Nos grands élèves des classes terminales ont retrouvé le chemin de l’école. A travers mon cours, chaque groupe mène une réflexion sur ce que nous vivons après deux mois de confinement. Retrouver un peu de lien social fait du bien. Les prouesses de l’enseignement numérique sont une aide précieuse et indiscutable mais elles ne remplaceront jamais le contact humain et le besoin d’être ensemble. Le port du masque, évidemment nécessaire, n’est pas chose aisée pour discuter. C’est un peu étouffant de ne pas pouvoir s’exprimer dans le face-à-face, mais les yeux des ados en disent long. Il y a ceux qui pétillent à l’évocation de moments inédits partagés en famille. Il y a ceux qui se mouillent en relatant la solitude ou les difficultés rencontrées. Que de réalités diverses vécues par nos adolescents! Il faut beaucoup de respect et de délicatesse dans ces moments de partage. Encore une fois, je perçois leur soif à vouloir vivre avec confiance. Confiance en eux-mêmes, dans les autres et dans l’avenir. Ils ont besoin de se construire, de se projeter dans la vie et de rêver.

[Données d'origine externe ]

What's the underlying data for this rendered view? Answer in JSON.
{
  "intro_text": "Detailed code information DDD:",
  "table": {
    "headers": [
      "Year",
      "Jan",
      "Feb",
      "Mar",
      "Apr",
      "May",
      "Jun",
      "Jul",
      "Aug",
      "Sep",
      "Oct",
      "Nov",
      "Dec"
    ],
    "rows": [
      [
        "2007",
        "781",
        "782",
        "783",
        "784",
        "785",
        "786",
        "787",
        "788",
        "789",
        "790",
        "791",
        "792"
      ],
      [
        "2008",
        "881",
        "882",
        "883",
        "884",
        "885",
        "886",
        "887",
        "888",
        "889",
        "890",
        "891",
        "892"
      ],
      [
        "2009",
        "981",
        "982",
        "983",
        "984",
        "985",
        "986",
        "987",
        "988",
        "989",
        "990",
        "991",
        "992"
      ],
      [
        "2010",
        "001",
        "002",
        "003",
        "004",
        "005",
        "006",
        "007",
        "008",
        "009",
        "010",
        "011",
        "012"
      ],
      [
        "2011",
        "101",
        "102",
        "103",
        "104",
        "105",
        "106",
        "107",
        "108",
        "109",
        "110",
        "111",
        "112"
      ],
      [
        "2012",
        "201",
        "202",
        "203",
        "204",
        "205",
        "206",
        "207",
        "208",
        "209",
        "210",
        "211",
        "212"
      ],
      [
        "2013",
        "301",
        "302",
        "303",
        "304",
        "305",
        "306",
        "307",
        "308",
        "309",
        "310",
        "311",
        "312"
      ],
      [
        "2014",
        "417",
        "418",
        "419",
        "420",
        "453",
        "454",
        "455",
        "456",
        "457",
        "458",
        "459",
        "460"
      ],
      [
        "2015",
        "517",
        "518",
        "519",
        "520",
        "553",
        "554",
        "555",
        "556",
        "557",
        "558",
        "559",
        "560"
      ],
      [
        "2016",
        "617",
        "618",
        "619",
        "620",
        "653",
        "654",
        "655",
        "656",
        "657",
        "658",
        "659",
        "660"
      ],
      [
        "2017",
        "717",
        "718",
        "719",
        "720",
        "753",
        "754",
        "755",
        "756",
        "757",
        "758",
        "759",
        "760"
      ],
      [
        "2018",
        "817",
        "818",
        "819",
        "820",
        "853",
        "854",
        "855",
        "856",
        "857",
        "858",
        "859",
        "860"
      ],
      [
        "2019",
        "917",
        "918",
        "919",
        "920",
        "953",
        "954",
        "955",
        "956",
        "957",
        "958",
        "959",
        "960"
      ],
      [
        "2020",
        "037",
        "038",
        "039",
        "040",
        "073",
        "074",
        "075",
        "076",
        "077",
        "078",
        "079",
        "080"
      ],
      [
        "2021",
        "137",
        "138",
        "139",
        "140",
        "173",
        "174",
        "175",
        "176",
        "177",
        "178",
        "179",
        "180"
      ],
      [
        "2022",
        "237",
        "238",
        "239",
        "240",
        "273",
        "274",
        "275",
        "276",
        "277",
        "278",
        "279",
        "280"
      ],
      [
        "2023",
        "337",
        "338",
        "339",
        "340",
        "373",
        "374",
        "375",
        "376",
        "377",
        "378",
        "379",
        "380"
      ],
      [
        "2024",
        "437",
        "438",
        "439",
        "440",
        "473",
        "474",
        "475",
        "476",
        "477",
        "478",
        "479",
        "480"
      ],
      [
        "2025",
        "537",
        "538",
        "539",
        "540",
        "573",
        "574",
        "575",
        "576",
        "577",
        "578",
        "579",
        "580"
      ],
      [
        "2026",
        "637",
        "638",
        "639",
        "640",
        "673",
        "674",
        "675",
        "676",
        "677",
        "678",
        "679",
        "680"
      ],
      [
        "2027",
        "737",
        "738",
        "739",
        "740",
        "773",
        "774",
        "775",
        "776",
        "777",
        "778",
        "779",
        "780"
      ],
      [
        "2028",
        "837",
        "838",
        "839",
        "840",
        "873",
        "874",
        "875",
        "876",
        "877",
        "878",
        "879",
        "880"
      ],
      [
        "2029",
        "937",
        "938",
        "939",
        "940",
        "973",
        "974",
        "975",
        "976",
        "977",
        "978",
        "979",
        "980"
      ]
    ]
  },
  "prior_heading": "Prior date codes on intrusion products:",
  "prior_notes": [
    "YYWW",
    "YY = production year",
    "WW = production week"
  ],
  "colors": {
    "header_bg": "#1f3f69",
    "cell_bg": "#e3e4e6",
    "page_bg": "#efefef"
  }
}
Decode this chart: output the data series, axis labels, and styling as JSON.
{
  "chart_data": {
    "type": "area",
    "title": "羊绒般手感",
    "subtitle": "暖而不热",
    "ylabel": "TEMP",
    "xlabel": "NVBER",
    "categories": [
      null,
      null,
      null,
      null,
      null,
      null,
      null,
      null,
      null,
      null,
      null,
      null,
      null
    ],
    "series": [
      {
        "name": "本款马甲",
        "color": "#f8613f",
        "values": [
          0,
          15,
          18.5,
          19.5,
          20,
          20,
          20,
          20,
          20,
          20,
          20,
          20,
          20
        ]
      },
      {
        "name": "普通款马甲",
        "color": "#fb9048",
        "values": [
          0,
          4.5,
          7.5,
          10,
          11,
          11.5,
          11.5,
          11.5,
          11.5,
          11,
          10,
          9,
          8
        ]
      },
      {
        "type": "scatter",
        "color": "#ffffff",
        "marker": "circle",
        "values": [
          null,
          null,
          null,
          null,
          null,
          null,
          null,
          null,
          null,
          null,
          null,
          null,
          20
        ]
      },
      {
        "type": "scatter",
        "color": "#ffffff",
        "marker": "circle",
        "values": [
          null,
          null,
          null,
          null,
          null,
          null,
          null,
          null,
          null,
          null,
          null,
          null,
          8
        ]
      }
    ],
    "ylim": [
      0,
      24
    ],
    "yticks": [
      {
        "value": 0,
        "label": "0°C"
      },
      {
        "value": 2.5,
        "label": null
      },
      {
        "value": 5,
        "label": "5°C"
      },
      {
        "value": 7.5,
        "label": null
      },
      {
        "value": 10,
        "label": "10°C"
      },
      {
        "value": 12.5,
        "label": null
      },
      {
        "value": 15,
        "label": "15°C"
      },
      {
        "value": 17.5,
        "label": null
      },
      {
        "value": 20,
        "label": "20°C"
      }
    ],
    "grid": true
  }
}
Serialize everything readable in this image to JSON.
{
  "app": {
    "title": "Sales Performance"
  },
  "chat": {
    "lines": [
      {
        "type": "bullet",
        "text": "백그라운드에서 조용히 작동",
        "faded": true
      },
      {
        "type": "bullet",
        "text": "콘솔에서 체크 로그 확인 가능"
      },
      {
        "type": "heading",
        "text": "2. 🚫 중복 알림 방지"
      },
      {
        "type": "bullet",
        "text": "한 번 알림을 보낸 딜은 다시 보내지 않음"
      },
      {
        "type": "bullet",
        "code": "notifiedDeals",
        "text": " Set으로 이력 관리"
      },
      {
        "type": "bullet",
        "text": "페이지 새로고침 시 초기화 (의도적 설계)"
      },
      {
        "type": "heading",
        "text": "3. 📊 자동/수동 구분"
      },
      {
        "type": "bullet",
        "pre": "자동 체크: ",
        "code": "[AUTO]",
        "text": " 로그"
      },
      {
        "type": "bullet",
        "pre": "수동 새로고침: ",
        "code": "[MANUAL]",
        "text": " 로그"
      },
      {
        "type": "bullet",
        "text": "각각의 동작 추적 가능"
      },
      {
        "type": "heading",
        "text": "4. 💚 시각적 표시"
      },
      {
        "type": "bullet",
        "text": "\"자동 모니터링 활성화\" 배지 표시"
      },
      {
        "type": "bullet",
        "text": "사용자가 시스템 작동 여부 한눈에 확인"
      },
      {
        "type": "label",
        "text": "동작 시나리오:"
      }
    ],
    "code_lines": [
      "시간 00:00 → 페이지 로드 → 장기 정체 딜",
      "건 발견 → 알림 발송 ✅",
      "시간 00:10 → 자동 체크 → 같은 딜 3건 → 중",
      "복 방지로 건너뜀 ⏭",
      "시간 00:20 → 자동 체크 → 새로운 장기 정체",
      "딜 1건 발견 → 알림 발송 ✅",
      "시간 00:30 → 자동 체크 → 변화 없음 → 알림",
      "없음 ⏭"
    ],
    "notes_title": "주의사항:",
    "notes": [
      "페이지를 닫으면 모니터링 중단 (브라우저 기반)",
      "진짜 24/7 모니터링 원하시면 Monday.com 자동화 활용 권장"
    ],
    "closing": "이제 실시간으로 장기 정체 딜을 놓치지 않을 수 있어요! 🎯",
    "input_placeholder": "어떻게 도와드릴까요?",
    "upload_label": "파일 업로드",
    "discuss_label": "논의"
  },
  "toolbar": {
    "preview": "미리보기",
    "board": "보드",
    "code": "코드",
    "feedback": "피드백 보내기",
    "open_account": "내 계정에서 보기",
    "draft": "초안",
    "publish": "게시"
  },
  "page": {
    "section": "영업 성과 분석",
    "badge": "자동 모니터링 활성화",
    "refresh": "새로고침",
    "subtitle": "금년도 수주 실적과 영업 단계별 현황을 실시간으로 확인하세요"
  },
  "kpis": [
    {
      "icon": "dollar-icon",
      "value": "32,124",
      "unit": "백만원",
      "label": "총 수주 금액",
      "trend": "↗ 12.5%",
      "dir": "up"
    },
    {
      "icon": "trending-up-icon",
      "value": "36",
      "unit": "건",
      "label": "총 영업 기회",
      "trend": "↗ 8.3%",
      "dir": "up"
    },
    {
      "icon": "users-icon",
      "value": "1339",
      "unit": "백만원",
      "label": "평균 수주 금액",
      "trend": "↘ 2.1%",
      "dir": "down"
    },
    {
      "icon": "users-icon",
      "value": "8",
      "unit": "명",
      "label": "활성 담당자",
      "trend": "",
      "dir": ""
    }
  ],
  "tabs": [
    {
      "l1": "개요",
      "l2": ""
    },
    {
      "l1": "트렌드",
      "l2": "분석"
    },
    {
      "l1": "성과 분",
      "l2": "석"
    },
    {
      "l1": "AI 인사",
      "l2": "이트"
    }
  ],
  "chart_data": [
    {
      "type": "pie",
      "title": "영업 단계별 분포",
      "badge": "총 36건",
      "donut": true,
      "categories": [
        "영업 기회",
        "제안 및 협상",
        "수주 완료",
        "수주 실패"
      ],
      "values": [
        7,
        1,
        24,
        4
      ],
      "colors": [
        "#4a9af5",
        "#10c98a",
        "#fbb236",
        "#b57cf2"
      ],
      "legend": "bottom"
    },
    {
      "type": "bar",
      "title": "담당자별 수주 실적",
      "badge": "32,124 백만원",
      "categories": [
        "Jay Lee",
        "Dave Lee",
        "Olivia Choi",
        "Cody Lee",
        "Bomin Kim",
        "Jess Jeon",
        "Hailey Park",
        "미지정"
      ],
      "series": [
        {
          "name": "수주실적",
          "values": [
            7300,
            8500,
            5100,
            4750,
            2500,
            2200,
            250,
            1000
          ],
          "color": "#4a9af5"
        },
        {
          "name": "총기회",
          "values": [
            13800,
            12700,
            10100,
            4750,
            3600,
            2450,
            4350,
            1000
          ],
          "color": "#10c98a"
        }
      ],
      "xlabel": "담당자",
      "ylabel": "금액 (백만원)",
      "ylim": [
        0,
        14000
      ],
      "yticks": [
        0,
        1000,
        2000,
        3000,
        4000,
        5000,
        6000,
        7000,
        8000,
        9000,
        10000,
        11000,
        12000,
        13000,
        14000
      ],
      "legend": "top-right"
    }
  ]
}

Réalisons-nous combien l’école ou les médias confrontent constamment nos ados à des problématiques anxiogènes? Crise terroriste, crise migratoire, crise financière, crise populiste et extrémiste, crise climatique, crise sanitaire… Sans compter les problèmes liés aux racismes et discriminations, violences conjugales, harcèlement scolaire, pauvretés ici et dans le monde… Il est évident qu’il est éminemment important et légitime de traiter toutes ces préoccupations citoyennes à l’école. Mais il convient de le faire avec justesse. Conscientiser, ce n’est pas accabler ou culpabiliser. Il convient d’user de la plus grande prudence car nous nous adressons à des jeunes en construction qui ont aussi besoin de pouvoir s’engager sereinement dans l’avenir. Voulons-nous en faire de futurs adultes stressés, angoissés, déprimés? A cette période transitoire de leur vie, les ados sont d’abord préoccupés par des enjeux psycho-affectifs à ne pas négliger. A quoi pense un ado quand il se rend à l’école? Il se demande d’abord s’il va "assurer". Il est inquiet de ce que les autres pensent de lui car il a besoin de cette reconnaissance sociale. Il se demande si ses parents vont l’autoriser à sortir samedi soir. Il a besoin de s’affirmer, d’expérimenter son autonomie, de conquérir sa liberté. Il s’inquiète de son échec en math qu’il traîne depuis des semaines. Il est préoccupé par son apparence physique, sa confiance en lui. Il s’interroge sur sa vie affective. Il se demande ce qu’il va choisir comme études supérieures. Bref, c’est tout un bouillonnement que l’ado traverse, en quête de sens, de vérité, d’accomplissement. Au même moment, certains adultes lui dépeignent constamment un monde en déclin dont il ne resterait bientôt plus rien. Les pires déclinistes détruisent la jeunesse. Comment dès lors s’étonner que certains ados jouent la carte de l’indifférence? Face à tant d’agressions, ils se protègent.
Il faut parler, et surtout les laisser parler, des défis urgents de notre société. Mais il importe de le faire en insufflant de l’espérance. En tant que parents, enseignants, éducateurs, aidons les jeunes à percevoir leur formidable potentiel de vie. Ils sont capables de tant de créations et de généreuses actions. Ils peuvent expérimenter que l’édification d’un monde plus juste et plus respectueux de l’environnement n’est pas chose facile, mais que cela apporte de la joie. Lorsqu’on les accompagne de façon positive et constructive, les jeunes sont enthousiastes à donner le meilleur d’eux-mêmes. Ne les confinons pas dans la peur. Mettons l’accent sur ce qu’ils peuvent faire, à leur mesure, tels qu’ils sont et là où ils se trouvent. A l’école, dans les clubs de sport ou les mouvements de jeunesse, ils peuvent profiter d’une pédagogie de projet qui les invite à entreprendre avec solidarité et valeurs, à se motiver ensemble, à apprécier les résultats. Vraiment, il faut du bonheur à grandir!